Ceux qui lisent le chinois peuvent savoir désormais ce qu’enseignait le lama nyingmapa Norlha grâce à la publication (1995) d’un livre avec quelques-uns de ses enseignements intitulé Secret Scriptures of Tibetan Esoteric Dharma Practices (Zangmi xiufa midian) par Lü Xiegang[8]. Gangkar continua initialement (à partir de 1936) les enseignements donné par le lama nyingmapa Norlha à ses disciples, principalement du Dzogchen[9]. Les enseignements Karma Kagyu qu’il donnait à ses propres étaient également ésotériques[10] : initiations de Cakrasaṃvara et de Vajrayoginī, Six Yogas de Nāropa et Mahāmudrā. Dans ces séries d’instructions, on ne voit pas les pratiques préliminaires (tib. sngon ‘gro), ni la pratique de śamatha, vipaśyanā, l’entraînement spirituel (tib. blo sbyong), etc. On passe directement aux choses sérieuses, c’est-à-dire aux pratiques dont parlent les publications du duo Walter Evans-Wentz et Lama Kazi Dawa Samdup, et qui ont dû contribuer à l’attrait du bouddhisme ésotérique du Tibet, où étaient censés demeurer les maîtres mystiques de la théosophie.
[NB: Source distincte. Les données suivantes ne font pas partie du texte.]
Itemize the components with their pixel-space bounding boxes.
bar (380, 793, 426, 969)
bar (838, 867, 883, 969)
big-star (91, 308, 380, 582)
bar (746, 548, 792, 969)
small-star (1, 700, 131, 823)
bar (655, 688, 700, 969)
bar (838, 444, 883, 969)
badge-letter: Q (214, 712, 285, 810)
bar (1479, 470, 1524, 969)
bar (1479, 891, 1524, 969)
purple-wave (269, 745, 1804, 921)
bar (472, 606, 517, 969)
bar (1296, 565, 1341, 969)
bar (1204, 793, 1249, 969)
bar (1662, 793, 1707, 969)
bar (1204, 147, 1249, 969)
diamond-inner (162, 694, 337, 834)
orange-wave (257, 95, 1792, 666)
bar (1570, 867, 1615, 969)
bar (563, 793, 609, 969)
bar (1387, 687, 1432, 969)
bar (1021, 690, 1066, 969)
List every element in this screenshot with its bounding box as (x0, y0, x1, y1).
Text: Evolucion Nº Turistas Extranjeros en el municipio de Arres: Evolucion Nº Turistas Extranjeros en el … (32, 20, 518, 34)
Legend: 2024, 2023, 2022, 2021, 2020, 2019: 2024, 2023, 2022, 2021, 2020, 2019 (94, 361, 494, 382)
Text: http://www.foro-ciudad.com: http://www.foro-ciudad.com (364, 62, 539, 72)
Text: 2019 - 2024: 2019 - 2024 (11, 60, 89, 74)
On voit bien que le “réincarnationisme” était un facteur important dans cet engouement pour les pratiques secrètes autour de la mort du corps physique et la continuation des aventures d’un corps spirituel, quelque soit sa définition. Ce “corps spirituel”, oserions-nous dire “astral”, est le focus des pratiques du Bardo, et des “pratiques secrètes” des Six yogas de Nāropa. Une de ses pratiques est “le transfert [de la conscience]” (tib. ‘pho ba). Très populaire parmi les disciples chinois, car Gangkar Rinpoché l'enseignait beaucoup. C’était également une pratique très populaire quand le bouddhisme tibétain était enseigné en occident. Elle présentait de nombreux avantages, cela m’avait été expliqué ainsi par les lamas tibétains. Elle est facile à faire, la visualisation est simple, elle est assez amusante, la syllabe “Hig” est éjaculée promptement à haute voix, suivie de la syllabe “Ah” à voix profonde et d’un son allongé, correspondant à la montée et la descente du “principe conscient” (tib. bla) dans le canal médian du corps subtil du yogi. Elle produit rapidement et facilement des résultats : démangeaison sur le haut de la tête, formation d’un bouton ou d’un petit cratère, dans lequel le lama peut planter un brin d’herbe kuśa en signe de réussite de la pratique. Cela confirme par ailleurs l’idée qu’un “principe conscient” est enfermé dans le corps, et qu’il peut en être éjecté pour aller voir ailleurs, bref la thèse “réincarnationniste”. C’est une pratique qui confirme implicitement une croyance spiritualiste essentielle, à la fois bouddhiste, théosophique, … 


"Chögyal Namkhai Norbu is invited to a conference at Tartsendo; and after this meeting receives
a request from the local governor to assist the master Kangkar Chökyi Senge (1903-1956)
in teaching the Tibetan language." (Merigar Timeline)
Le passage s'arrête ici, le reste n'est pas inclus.